Nürnbergs berühmtester Sohn zählt zu den weltweit bekanntesten und bedeutendsten Künstlern. Zu seinen Werken gehören die Zeichnungen „Die betenden Hände“ sowie Tier- und Pflanzenstudien, aus dem Bereich der Druckgraphik die „Melancolia I“ und die Folge der „Apokalypse“. Erhalten geblieben sind auch die Gemälde der Kaiser Karl der Große und Sigismund, die vier Apostel und drei Selbstporträts.
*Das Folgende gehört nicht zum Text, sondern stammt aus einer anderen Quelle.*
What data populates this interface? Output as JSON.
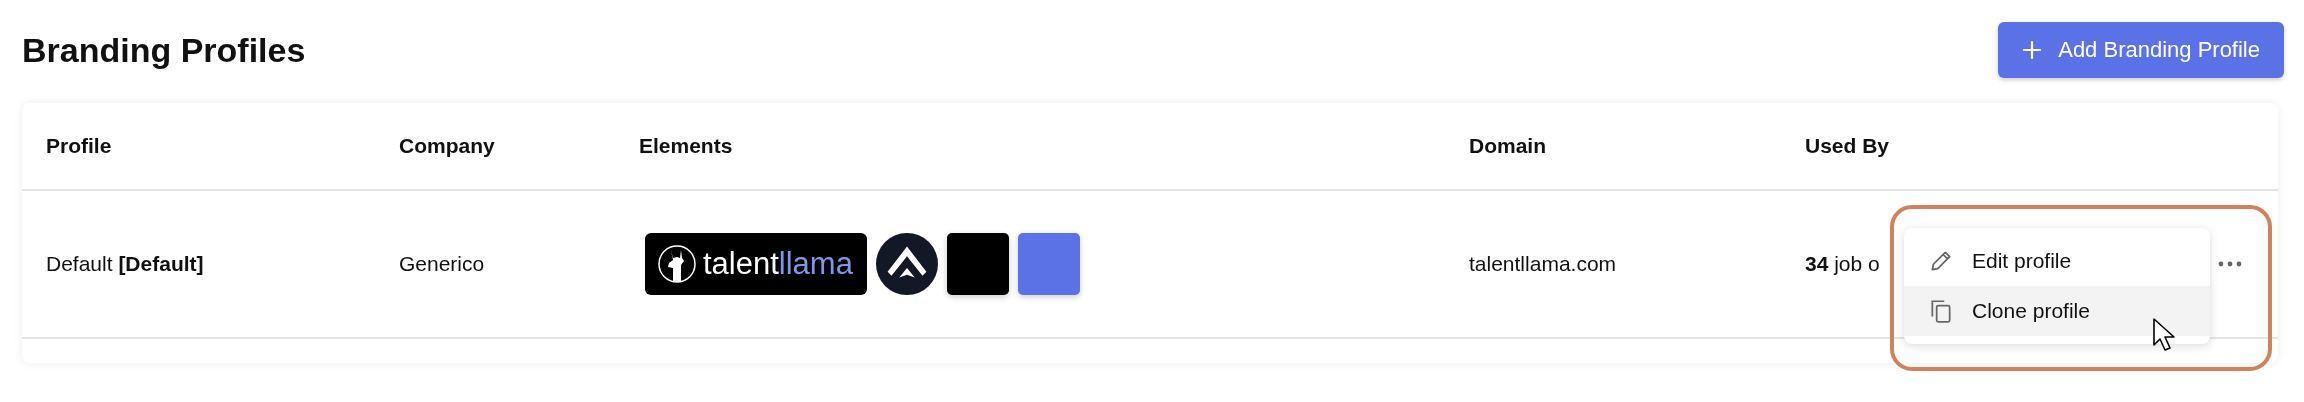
{
  "page": {
    "title": "Branding Profiles",
    "add_button": {
      "label": "Add Branding Profile"
    }
  },
  "table": {
    "columns": [
      "Profile",
      "Company",
      "Elements",
      "Domain",
      "Used By"
    ],
    "rows": [
      {
        "profile": "Default **[Default]**",
        "company": "Generico",
        "elements": {
          "logo": {
            "text_1": "talent",
            "text_2": "llama"
          },
          "swatches": [
            {
              "color": "#000000"
            },
            {
              "color": "#5a72e6"
            }
          ]
        },
        "domain": "talentllama.com",
        "used_by": "**34** job o"
      }
    ]
  },
  "row_menu": {
    "items": [
      {
        "kind": "edit",
        "label": "Edit profile",
        "highlighted": false
      },
      {
        "kind": "clone",
        "label": "Clone profile",
        "highlighted": true
      }
    ]
  }
}
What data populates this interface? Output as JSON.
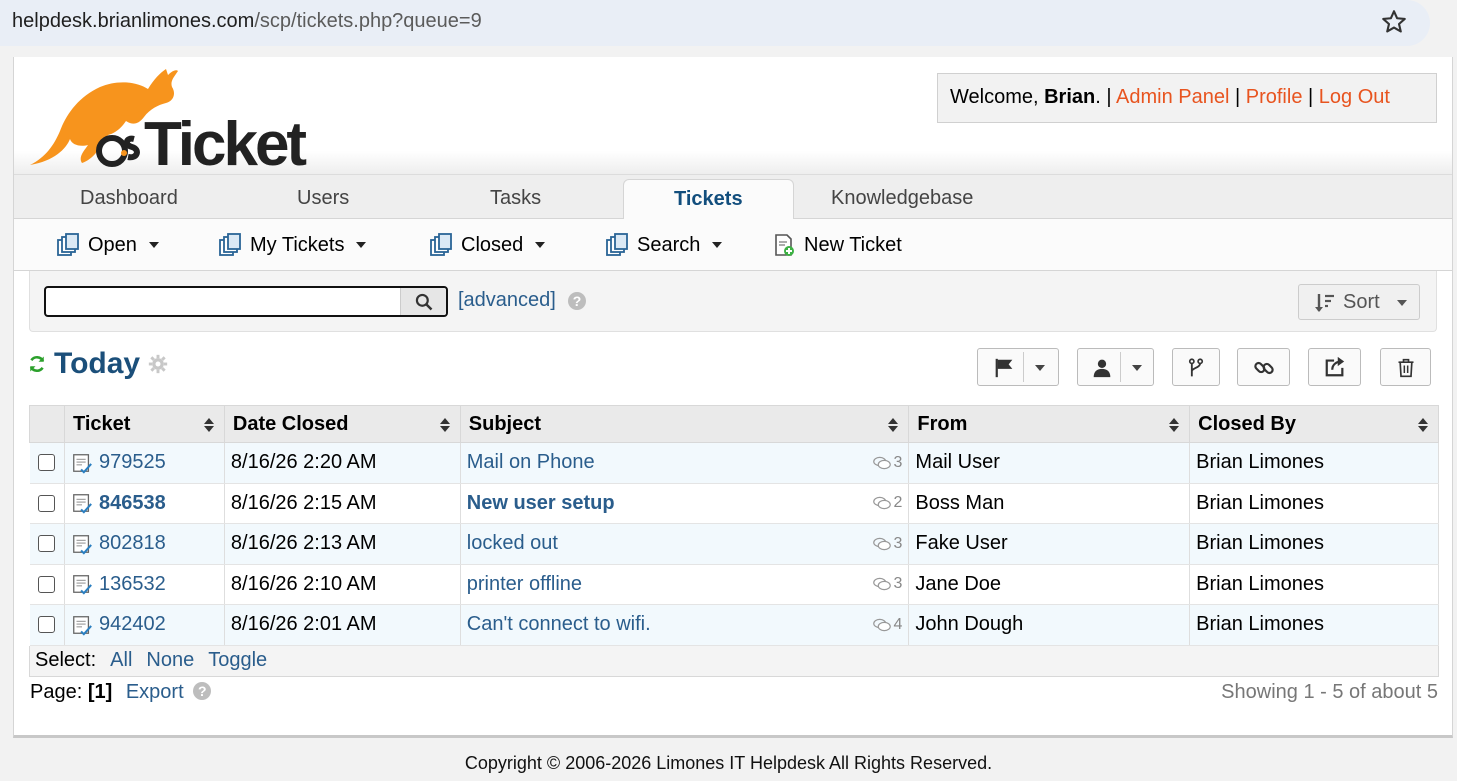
{
  "browser": {
    "url_host": "helpdesk.brianlimones.com",
    "url_path": "/scp/tickets.php?queue=9"
  },
  "header": {
    "welcome_prefix": "Welcome,",
    "user_name": "Brian",
    "welcome_suffix": ".",
    "sep": "|",
    "admin_panel": "Admin Panel",
    "profile": "Profile",
    "logout": "Log Out",
    "logo_text": "osTicket"
  },
  "nav": {
    "tabs": [
      {
        "label": "Dashboard"
      },
      {
        "label": "Users"
      },
      {
        "label": "Tasks"
      },
      {
        "label": "Tickets"
      },
      {
        "label": "Knowledgebase"
      }
    ],
    "active": "Tickets"
  },
  "subnav": {
    "items": [
      {
        "label": "Open"
      },
      {
        "label": "My Tickets"
      },
      {
        "label": "Closed"
      },
      {
        "label": "Search"
      },
      {
        "label": "New Ticket"
      }
    ]
  },
  "search": {
    "value": "",
    "advanced_label": "[advanced]",
    "sort_label": "Sort"
  },
  "queue": {
    "title": "Today"
  },
  "table": {
    "headers": [
      "Ticket",
      "Date Closed",
      "Subject",
      "From",
      "Closed By"
    ],
    "rows": [
      {
        "ticket": "979525",
        "date": "8/16/26 2:20 AM",
        "subject": "Mail on Phone",
        "threads": "3",
        "from": "Mail User",
        "closed_by": "Brian Limones",
        "bold": false
      },
      {
        "ticket": "846538",
        "date": "8/16/26 2:15 AM",
        "subject": "New user setup",
        "threads": "2",
        "from": "Boss Man",
        "closed_by": "Brian Limones",
        "bold": true
      },
      {
        "ticket": "802818",
        "date": "8/16/26 2:13 AM",
        "subject": "locked out",
        "threads": "3",
        "from": "Fake User",
        "closed_by": "Brian Limones",
        "bold": false
      },
      {
        "ticket": "136532",
        "date": "8/16/26 2:10 AM",
        "subject": "printer offline",
        "threads": "3",
        "from": "Jane Doe",
        "closed_by": "Brian Limones",
        "bold": false
      },
      {
        "ticket": "942402",
        "date": "8/16/26 2:01 AM",
        "subject": "Can't connect to wifi.",
        "threads": "4",
        "from": "John Dough",
        "closed_by": "Brian Limones",
        "bold": false
      }
    ]
  },
  "select": {
    "label": "Select:",
    "all": "All",
    "none": "None",
    "toggle": "Toggle"
  },
  "pager": {
    "page_label": "Page:",
    "current": "[1]",
    "export": "Export",
    "showing": "Showing 1 - 5 of about 5"
  },
  "footer": {
    "copyright": "Copyright © 2006-2026 Limones IT Helpdesk All Rights Reserved."
  },
  "colors": {
    "link": "#2a5d8c",
    "accent_orange": "#e8541f",
    "logo_orange": "#f7941d",
    "refresh_green": "#2ca02c"
  },
  "icons": {
    "star": "star-icon",
    "queue": "queue-icon",
    "search": "search-icon",
    "help": "help-icon",
    "sort": "sort-icon",
    "refresh": "refresh-icon",
    "gear": "gear-icon",
    "flag": "flag-icon",
    "user": "user-icon",
    "merge": "merge-icon",
    "link": "link-icon",
    "share": "share-icon",
    "trash": "trash-icon",
    "ticket": "ticket-icon",
    "thread": "thread-count-icon"
  }
}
Der Sohn eines aus Ungarn stammenden Goldschmieds wurde 1471 in Nürnberg geboren. Zunächst in die Fußstapfen des Vaters tretend, brach er die Goldschmiedelehre jedoch ab, um in der Werkstatt von Michael Wolgemut eine Malerausbildung zu erhalten. Sein künstlerisches Schaffen, das mit Kupferstichen und Holzschnitten begann und zur Malerei führte, wurde von Reisen in die Niederlande, nach Italien und in die Schweiz geprägt. Doch Albrecht Dürer war mehr als ein bereits zu Lebzeiten anerkannter und gefragter Maler. Durch die Anstellung von Gesellen in seiner Werkstatt konnte er sich kunsttheoretischen Studien widmen. Seine Beschäftigung mit Perspektive, Proportionslehre, Messkunst, Befestigungslehre und Stadtbebauung hielt er in mehreren Schriften fest. Mit dem Humanisten Willibald Pirckheimer verband ihn eine enge Freundschaft.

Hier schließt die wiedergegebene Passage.